Third, consumer subsidies in one country generate global spillovers through LBD in battery production. But the magnitude of spillovers critically hinges on the nature of the supply chain network. For example, the estimated $13.10 billion in US subsidies generated $16.47 billion in global welfare gains.1 The US and Canada captured 49% of these welfare gains, while US subsidies also benefited battery suppliers in Japan and South Korea, which captured 28% of the global welfare gains. Europe also benefited significantly from US subsidies; in contrast, China captured only 3% of the global gains. This modest share reflects China’s limited trade in EVs and EV batteries with foreign countries during our sample period.
Figure 3: Effect of Subsidies and LBD on Global EV Sales
Notes: This figure illustrates total EV sales across the top 13 EV countries under various scenarios. The solid black line represents observed EV sales with both LBD and consumer subsidies in effect. The dashed green line shows EV sales with LBD but no subsidies, while the dash-dot orange line represents EV sales with subsidies but no LBD. The dotted blue line shows EV sales with neither LBD nor subsidies. LBD greatly amplifies the sales-expansion effect of subsidies.

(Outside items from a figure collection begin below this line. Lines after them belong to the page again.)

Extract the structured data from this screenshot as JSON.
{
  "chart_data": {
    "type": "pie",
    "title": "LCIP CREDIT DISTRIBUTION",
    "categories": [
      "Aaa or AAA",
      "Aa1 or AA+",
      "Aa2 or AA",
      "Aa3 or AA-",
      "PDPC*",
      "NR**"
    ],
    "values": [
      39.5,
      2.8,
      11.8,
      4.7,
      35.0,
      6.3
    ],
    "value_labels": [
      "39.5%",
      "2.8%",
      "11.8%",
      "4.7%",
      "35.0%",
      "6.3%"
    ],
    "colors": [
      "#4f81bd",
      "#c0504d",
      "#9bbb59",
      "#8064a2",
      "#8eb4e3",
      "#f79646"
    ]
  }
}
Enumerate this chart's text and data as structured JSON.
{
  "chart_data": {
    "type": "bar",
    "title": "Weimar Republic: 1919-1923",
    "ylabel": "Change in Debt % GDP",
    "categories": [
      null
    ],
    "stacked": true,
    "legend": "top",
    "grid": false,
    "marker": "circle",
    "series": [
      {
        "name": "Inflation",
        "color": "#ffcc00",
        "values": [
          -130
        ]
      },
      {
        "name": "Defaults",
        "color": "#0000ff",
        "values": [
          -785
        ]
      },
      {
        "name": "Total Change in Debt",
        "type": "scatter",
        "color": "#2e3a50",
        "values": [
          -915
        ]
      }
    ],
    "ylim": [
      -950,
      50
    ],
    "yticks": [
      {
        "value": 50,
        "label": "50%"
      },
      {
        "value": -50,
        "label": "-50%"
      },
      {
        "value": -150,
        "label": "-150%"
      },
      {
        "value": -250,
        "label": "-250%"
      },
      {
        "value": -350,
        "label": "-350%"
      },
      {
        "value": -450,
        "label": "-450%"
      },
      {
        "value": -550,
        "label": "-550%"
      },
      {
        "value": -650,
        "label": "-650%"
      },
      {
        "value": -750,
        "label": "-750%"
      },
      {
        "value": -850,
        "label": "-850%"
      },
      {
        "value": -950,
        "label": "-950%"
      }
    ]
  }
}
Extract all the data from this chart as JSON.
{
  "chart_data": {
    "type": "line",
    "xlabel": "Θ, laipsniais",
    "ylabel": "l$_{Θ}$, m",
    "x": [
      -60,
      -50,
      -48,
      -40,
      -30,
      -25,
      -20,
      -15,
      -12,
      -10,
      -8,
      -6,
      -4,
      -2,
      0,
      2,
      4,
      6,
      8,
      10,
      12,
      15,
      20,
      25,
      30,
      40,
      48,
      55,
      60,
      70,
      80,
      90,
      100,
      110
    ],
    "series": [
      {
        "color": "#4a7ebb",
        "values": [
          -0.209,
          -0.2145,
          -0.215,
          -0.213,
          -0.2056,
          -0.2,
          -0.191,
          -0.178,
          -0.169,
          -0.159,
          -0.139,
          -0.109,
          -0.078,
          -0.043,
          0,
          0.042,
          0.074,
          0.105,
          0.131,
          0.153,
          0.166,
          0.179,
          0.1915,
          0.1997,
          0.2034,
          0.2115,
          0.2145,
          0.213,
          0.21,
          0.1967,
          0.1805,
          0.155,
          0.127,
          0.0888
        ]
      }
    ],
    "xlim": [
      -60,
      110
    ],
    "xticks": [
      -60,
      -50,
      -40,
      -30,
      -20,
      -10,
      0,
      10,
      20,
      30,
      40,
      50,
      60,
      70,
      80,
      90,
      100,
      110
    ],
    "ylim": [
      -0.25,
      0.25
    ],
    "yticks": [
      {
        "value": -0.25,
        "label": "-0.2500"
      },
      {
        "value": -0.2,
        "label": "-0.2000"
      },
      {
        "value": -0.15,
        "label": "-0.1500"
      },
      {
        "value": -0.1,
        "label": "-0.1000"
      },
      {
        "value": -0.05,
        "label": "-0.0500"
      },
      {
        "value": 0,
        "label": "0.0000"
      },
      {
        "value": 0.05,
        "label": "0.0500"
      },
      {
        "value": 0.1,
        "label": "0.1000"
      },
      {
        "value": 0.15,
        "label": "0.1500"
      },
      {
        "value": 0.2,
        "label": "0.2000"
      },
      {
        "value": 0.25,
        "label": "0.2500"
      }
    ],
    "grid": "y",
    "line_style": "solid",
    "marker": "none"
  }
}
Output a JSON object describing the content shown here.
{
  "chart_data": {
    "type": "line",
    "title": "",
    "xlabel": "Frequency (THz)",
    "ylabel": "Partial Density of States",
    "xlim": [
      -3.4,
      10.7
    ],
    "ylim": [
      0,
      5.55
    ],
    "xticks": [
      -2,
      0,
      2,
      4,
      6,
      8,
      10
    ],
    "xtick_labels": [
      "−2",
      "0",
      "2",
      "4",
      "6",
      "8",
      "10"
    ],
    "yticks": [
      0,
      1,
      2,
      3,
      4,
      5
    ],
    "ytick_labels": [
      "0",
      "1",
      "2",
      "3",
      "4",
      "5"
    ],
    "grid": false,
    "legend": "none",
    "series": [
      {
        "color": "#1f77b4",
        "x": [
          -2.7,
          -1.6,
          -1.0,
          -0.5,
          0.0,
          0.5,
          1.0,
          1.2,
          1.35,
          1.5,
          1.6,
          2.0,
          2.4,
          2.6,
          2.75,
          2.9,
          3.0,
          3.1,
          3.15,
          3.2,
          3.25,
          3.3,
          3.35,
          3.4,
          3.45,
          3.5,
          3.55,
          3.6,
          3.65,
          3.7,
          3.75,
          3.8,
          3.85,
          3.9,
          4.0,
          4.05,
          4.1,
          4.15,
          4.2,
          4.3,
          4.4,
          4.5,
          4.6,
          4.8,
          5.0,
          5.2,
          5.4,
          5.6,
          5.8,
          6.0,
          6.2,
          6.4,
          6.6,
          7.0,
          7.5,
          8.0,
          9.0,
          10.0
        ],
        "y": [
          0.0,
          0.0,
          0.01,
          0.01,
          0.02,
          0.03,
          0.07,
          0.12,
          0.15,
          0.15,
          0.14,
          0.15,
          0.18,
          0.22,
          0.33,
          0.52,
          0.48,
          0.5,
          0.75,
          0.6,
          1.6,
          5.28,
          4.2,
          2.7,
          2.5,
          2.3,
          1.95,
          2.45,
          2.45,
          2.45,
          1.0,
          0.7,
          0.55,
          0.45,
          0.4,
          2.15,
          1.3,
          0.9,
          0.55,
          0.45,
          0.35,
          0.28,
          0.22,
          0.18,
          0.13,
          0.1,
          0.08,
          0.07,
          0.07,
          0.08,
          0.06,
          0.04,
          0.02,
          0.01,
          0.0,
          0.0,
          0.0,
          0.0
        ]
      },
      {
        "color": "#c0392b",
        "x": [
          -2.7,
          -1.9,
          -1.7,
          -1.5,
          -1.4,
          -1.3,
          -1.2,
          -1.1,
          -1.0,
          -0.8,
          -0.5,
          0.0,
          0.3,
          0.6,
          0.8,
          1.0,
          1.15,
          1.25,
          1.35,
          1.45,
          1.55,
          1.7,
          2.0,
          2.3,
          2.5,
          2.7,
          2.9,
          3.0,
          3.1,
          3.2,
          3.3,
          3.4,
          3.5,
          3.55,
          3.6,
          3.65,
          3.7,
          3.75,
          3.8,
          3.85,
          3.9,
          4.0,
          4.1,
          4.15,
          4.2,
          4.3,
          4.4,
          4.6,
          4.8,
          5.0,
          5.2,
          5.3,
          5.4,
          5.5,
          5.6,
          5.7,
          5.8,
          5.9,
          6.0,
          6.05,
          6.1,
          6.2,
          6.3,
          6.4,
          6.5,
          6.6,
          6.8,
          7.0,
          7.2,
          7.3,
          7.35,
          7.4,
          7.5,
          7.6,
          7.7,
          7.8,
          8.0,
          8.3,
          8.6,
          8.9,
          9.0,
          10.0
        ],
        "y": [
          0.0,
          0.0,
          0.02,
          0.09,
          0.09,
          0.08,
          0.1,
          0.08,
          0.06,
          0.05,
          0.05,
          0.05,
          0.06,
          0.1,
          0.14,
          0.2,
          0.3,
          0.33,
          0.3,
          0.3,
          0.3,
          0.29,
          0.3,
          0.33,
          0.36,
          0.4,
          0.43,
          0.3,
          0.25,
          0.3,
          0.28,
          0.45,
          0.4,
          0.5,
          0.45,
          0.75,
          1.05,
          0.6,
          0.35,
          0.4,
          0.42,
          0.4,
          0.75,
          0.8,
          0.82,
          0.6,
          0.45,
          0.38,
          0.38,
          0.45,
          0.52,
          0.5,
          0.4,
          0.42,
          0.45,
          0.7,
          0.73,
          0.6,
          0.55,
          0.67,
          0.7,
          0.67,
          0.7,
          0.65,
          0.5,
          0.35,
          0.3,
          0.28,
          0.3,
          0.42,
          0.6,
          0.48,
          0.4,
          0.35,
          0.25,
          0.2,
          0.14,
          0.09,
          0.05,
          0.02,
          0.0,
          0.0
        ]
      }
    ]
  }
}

In a similar manner, European governments invested $16.44 billion in EV purchase subsidies, resulting in $11.60 billion in global welfare gains, of which only 26% were captured by the EU. This relatively low capture rate is driven by Europe’s higher import share of EVs and the widespread use of uniform subsidies, the latter of which are less effective in generating consumer surplus compared to the battery capacity-based subsidies in the U.S. (Barwick, Kwon, and Li, 2024). In contrast, China captured 92.6% of the global welfare gains from its subsidies due to China’s limited EV imports and the fact that the majority of its EV producers source batteries domestically.
Fourth, preferential treatments of domestic battery producers restrict the positive spillover across countries and incur costs to other countries and domestic consumers. China’s whitelist policy benefited domestic battery suppliers at a cost to other countries. The EU, Japan and South Korea, and the US and Canada collectively incurred $5.88 billion in welfare losses. This was driven by a shift in global battery production from more efficient Japanese and South Korean battery suppliers to (at the time) higher-cost Chinese suppliers. Within China, while battery suppliers reaped gains, consumers bore the burden of higher EV prices. China’s whitelist was introduced at a strategically favorable time when the learning curve was steep. Had the whitelist been delayed to 2021–2024, China would have faced net losses, with consumer welfare losses outweighing battery suppliers’ gains.
Lastly, upstream LBD creates significant externalities through the supply chain, with upstream firms capturing only a small fraction of the associated economic benefits due to the oligopolistic nature of the supply chain. Our simulations indicate that CATL, the leading battery supplier in China, captures 22.0% of the total surplus generated by its increased LBD, while Panasonic, the largest battery supplier in Japan, captures 21.7%. These findings suggest that the privately chosen experience level (and the degree of LBD) is unlikely to be socially optimal, and government subsidies have the potential to address the underprovision of LBD.
1The welfare is measured as the sum of consumer surplus and firm profit on a global scale, net of subsidy expenditure.